Position: PhD Candidate
Current Institution: Johns Hopkins University
Abstract: Neural Models for Decompositional Semantics
Central to building systems that can understand and perform high-level reasoning about natural language texts is the ability to map surface level linguistic expressions (e.g., a sentence) to deeper semantic representations that can support inference. To train a system to perform such a mapping with modern statistical techniques requires both a designated semantic ontology and sufficient training data to fit the statistical models. Traditionally, these ontologies contain large numbers of exclusive categorical labels that require experts to annotate. Our work on decompositional semantics aims to replace these cumbersome ontologies with bundles of atomic semantic features that can be annotated by posing simple “commonsensical” questions to non-expert crowdsource workers. Using this approach, we have developed several datasets targeting semantic tasks such as Event Factuality Prediction (EFP) and Semantic (Proto-) Role Labeling (SPRL). EFP is the task of determining whether an event mentioned in text happened or not. For exahmple, it entails processing a sentence such as “Pat watered the plants” or “Pat failed to water the plants” and answering the question “Did the watering happen?” SPRL involves predicting simple properties that distinguish participants in an event. For example, in processing a sentence such as “The cat ate the rat,” we’d aim to predict which participant (the cat or the rat) “acted with volition” (the cat), “changed state” (the rat), and so on.
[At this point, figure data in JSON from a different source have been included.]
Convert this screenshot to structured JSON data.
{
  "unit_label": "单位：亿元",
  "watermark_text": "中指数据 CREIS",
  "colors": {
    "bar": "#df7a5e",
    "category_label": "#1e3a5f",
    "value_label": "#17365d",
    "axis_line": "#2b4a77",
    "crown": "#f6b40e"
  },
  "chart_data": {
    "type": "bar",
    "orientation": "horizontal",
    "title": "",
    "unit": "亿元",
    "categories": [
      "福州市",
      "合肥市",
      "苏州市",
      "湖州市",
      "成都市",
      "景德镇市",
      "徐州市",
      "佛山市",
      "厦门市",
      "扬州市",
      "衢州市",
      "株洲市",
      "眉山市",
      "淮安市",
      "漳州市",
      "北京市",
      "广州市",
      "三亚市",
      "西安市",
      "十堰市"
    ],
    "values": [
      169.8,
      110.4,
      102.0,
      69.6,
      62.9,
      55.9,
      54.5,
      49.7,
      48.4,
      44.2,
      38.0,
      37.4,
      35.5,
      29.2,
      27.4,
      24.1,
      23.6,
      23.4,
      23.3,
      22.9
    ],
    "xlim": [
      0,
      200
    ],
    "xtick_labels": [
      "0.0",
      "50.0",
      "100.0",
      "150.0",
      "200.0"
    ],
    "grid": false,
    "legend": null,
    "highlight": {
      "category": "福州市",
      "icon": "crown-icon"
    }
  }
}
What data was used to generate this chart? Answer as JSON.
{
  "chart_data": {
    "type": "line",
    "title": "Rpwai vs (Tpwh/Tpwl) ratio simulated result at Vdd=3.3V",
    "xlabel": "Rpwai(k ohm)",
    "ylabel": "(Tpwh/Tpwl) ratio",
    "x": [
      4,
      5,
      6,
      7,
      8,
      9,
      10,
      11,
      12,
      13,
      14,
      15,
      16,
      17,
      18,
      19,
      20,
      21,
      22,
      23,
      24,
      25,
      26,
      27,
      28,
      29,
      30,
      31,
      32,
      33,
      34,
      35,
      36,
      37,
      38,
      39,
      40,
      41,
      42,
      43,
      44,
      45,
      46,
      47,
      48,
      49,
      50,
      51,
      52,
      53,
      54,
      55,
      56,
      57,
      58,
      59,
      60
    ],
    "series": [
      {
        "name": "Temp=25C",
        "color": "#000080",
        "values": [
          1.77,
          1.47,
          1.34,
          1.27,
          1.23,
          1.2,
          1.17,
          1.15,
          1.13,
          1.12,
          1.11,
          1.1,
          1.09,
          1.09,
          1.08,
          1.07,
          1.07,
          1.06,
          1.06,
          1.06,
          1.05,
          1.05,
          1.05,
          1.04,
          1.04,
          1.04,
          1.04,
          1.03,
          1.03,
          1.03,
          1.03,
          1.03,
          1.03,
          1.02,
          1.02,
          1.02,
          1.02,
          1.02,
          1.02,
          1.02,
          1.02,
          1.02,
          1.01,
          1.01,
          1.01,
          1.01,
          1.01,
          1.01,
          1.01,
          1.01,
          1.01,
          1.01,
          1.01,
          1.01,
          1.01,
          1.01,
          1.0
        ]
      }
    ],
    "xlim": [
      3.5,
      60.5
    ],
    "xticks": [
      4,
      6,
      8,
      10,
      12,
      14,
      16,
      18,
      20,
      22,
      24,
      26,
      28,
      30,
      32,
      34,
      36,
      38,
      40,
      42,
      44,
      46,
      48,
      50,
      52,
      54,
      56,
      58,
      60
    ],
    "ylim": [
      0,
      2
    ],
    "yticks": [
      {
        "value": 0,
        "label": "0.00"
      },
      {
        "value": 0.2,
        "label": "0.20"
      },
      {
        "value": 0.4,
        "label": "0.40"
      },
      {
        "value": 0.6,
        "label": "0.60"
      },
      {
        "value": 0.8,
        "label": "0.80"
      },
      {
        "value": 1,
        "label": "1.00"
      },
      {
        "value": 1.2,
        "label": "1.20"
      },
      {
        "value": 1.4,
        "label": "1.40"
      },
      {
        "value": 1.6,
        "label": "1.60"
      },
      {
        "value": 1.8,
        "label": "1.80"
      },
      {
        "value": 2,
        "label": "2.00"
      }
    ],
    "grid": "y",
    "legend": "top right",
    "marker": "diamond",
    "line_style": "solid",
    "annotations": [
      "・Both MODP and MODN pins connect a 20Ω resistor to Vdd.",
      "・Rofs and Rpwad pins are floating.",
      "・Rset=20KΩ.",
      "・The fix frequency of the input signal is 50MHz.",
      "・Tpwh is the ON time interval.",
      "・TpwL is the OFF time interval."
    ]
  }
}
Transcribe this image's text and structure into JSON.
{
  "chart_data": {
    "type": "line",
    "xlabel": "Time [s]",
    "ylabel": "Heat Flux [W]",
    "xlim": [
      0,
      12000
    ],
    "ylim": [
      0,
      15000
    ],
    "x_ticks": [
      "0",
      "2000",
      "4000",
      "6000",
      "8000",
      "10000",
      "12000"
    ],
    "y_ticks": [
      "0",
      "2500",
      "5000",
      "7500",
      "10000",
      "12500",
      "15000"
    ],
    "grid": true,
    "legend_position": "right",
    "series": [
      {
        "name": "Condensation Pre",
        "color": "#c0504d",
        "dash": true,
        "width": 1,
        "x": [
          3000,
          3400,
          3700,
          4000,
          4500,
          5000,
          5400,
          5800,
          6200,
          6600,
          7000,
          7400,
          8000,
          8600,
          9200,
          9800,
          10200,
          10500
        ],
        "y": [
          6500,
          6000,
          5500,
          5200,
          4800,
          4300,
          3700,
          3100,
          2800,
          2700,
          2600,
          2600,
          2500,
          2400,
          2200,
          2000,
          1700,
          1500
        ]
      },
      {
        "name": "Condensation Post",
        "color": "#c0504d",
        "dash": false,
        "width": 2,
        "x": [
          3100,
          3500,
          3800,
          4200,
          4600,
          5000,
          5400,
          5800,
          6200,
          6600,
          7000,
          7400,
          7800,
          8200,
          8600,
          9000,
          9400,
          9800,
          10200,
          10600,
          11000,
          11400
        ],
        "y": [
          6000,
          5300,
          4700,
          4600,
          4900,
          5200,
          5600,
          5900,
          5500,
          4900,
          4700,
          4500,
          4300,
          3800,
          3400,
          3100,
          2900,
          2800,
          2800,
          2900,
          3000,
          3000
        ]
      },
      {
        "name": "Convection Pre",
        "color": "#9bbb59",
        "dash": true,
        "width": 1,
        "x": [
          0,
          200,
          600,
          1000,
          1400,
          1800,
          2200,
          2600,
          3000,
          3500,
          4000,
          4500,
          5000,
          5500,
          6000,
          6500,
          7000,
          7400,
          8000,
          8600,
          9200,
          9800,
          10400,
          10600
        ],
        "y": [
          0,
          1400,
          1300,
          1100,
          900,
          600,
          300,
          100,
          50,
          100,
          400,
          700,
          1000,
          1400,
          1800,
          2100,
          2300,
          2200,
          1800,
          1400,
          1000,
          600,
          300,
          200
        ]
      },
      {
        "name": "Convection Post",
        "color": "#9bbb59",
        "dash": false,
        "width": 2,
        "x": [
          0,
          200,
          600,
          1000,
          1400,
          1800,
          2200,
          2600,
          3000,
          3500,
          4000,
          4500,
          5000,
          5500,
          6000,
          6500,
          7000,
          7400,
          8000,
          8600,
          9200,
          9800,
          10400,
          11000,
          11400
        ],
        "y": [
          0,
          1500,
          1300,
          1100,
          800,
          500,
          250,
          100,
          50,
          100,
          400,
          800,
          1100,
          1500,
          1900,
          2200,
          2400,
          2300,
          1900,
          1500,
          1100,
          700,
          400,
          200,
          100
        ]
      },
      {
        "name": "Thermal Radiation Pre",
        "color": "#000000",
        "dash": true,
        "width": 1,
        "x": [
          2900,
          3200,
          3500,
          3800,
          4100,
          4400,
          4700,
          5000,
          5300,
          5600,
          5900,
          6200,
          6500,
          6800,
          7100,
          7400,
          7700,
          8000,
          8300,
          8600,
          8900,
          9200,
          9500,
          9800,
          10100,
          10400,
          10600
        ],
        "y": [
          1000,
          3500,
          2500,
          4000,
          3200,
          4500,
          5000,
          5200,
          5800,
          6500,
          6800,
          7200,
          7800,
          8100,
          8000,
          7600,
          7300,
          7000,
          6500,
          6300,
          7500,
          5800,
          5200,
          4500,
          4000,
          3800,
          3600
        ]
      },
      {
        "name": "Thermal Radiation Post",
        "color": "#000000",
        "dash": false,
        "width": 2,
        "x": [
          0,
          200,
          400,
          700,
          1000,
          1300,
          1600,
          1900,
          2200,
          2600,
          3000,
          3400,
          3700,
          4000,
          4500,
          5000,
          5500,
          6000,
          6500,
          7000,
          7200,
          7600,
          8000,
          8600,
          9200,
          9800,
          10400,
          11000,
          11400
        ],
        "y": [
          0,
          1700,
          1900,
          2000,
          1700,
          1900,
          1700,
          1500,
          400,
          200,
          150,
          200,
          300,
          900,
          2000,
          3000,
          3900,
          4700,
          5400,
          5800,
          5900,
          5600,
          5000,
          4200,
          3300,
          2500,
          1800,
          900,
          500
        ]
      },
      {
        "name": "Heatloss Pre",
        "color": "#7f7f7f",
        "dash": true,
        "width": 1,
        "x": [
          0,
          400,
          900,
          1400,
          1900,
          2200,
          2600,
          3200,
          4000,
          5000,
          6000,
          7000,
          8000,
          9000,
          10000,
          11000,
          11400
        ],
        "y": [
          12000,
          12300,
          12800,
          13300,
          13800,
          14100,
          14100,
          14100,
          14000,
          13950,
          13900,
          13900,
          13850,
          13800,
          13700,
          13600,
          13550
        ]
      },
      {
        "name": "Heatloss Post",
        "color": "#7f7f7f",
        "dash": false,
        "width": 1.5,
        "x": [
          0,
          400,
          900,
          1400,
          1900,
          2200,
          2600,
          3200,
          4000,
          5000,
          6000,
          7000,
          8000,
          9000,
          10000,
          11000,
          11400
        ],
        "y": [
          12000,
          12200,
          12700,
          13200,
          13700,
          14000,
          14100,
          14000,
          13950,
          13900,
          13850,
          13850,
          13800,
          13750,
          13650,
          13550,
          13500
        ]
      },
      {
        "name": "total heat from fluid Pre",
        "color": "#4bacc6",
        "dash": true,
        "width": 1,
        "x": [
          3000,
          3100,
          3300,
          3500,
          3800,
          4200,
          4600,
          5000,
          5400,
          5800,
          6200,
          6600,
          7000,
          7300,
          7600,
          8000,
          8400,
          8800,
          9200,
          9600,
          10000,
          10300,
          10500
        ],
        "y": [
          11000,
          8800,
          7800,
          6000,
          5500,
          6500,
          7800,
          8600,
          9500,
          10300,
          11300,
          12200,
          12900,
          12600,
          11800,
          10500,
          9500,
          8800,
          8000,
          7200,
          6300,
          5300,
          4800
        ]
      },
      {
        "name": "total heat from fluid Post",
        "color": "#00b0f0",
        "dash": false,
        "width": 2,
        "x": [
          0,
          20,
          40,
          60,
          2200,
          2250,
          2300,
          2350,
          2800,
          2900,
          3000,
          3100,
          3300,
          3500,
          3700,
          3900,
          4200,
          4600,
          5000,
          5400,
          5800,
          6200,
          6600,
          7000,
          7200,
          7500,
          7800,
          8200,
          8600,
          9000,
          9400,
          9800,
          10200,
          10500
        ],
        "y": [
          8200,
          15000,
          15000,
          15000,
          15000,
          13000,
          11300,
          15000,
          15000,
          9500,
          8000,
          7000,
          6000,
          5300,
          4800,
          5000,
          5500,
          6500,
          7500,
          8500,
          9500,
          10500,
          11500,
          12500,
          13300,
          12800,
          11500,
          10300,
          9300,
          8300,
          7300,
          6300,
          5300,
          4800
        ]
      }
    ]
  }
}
For both tasks, we have developed neural models that achieve state-of-the-art performance in predicting the target semantic labels. These models make use of bidirectional Recurrent Neural Networks (RNNs) with both linear and tree structures. We employ multi-task training strategies, i.e., simultaneously training the networks on closely related semantic resources, to yield further gains. Through targeted analysis, we can investigate the systematic improvements and errors these models make.
Rachel Rudinger is a PhD candidate in computer science at Johns Hopkins University in the Center for Language and Speech Processing, working with Benjamin Van Durme. She received a bachelor’s degree in computer science from Yale University in 2013. Her research interests in the area of natural language processing include common-sense reasoning, knowledge acquisition from text, and event semantics. She is a member of the Decompositional Semantics Initiative, and her most recent work has focused on developing state-of-the-art neural models for fine-grained labeling of semantic properties in text. Rachel interned at the Allen Institute for Artificial Intelligence and received the NSF Graduate Research Fellowship and the JHU Whiting School of Engineering Fellowship.